# What size Kong?



## Charliethree (Jul 18, 2010)

I usually buy just the regular shaped kongs - they last forever!! As far as size - go with the large- it may seem a bit big now but they are tough and will last her a long time. I have several sizes for my crew (as I foster puppies too) but they do seem to prefer the larger ones- I don't always stuff them full sometimes I just smear some peanut butter or yougurt around on the inside and it keeps them busy for a while.


----------



## CarolinaCasey (Jun 1, 2007)

I would buy the L or XL black kong. I used it from the time G was 8 weeks... no sense in buying it twice! I also prefer the Starmark Bob a Lot to the wobbler. It seems to be more difficult for the dog w/varying places to increase difficulty-- which is something I wanted because he didn't stay small for long!


----------



## Dallas Gold (Dec 22, 2007)

I have several sizes and several colors for different chewing needs.
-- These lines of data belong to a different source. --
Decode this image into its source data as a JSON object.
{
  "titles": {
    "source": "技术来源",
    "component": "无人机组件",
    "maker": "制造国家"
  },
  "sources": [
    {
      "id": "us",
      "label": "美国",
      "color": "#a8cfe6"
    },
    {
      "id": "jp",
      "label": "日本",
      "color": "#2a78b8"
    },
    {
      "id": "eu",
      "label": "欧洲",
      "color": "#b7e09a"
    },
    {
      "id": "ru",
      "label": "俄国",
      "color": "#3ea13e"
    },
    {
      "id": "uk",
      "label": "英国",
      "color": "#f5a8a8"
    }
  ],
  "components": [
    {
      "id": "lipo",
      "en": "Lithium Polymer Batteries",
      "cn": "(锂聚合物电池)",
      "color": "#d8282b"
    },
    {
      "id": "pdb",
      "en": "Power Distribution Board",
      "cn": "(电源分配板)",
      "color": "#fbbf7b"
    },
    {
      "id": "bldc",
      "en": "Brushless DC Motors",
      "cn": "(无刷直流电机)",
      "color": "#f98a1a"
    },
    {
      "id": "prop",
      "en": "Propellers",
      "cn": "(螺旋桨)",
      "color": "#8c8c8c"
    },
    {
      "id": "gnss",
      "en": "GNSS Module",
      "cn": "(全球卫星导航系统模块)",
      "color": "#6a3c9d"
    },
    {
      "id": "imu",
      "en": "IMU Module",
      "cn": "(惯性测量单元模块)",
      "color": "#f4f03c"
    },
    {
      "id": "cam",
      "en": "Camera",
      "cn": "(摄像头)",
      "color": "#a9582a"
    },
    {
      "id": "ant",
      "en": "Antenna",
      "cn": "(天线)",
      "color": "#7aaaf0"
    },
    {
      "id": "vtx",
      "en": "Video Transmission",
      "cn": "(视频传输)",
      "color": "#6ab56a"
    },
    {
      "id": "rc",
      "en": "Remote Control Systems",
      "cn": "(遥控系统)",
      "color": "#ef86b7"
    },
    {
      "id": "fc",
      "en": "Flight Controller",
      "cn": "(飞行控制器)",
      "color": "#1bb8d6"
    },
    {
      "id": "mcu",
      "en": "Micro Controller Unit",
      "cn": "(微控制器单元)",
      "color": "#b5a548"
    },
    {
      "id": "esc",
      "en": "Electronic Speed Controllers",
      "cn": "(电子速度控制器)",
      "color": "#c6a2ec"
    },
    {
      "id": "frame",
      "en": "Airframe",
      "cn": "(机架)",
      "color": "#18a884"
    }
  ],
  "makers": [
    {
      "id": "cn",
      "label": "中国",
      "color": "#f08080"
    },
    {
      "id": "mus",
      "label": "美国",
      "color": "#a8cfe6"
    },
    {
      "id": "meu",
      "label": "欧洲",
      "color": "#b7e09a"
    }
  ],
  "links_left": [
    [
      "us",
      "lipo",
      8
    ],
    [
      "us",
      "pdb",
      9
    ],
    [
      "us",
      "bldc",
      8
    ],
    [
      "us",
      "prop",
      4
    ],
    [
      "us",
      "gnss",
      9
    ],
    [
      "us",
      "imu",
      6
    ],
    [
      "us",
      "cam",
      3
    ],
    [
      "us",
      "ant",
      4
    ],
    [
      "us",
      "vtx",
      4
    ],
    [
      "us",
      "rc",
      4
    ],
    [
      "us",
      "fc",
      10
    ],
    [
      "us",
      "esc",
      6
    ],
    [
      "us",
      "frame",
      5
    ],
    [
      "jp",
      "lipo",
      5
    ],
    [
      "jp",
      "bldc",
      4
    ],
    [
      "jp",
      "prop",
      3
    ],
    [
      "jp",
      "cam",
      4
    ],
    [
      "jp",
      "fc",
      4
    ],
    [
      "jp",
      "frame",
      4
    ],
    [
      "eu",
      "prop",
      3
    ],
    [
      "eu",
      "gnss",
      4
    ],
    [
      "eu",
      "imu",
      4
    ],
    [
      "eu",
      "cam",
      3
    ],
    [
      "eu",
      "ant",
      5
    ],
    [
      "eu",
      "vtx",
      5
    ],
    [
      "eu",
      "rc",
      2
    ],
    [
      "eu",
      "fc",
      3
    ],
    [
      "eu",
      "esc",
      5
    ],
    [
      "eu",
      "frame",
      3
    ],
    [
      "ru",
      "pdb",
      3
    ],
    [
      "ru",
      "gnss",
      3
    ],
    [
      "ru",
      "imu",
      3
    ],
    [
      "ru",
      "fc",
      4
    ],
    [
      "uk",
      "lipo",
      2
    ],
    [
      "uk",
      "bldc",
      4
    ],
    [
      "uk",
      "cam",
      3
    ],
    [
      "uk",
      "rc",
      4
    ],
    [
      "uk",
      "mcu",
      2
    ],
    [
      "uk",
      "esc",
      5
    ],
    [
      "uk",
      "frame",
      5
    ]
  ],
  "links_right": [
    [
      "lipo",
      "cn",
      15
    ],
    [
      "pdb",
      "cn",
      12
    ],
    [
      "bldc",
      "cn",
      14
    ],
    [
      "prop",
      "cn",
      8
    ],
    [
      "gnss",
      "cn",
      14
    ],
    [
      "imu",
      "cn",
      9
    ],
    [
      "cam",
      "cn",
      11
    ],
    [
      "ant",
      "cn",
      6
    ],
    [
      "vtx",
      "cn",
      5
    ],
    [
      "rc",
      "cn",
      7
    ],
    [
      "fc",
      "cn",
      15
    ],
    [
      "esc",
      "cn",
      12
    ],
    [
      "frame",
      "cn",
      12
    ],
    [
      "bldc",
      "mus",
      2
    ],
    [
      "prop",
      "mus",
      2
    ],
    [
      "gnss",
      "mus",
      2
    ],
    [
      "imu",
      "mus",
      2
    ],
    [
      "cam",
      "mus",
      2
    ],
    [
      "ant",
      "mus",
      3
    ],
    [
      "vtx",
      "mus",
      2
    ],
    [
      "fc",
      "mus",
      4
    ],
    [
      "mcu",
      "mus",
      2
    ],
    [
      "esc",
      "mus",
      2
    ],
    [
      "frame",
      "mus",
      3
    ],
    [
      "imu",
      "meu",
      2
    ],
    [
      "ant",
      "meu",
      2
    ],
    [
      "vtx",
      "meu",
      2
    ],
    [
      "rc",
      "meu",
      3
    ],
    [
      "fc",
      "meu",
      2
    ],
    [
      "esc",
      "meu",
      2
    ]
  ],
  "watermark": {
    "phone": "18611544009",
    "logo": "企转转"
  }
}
They do last a long time so they are great investments! I just threw out some ones I bought in 2004 because the top was starting to degrade. They were purple and red in color, not the stronger black for power chewers. I wash them in the top shelf of the dishwasher and think the heat of drying may have accelerated their demise--but they did take Toby through his 6+ year "puppy" chewing phase!


----------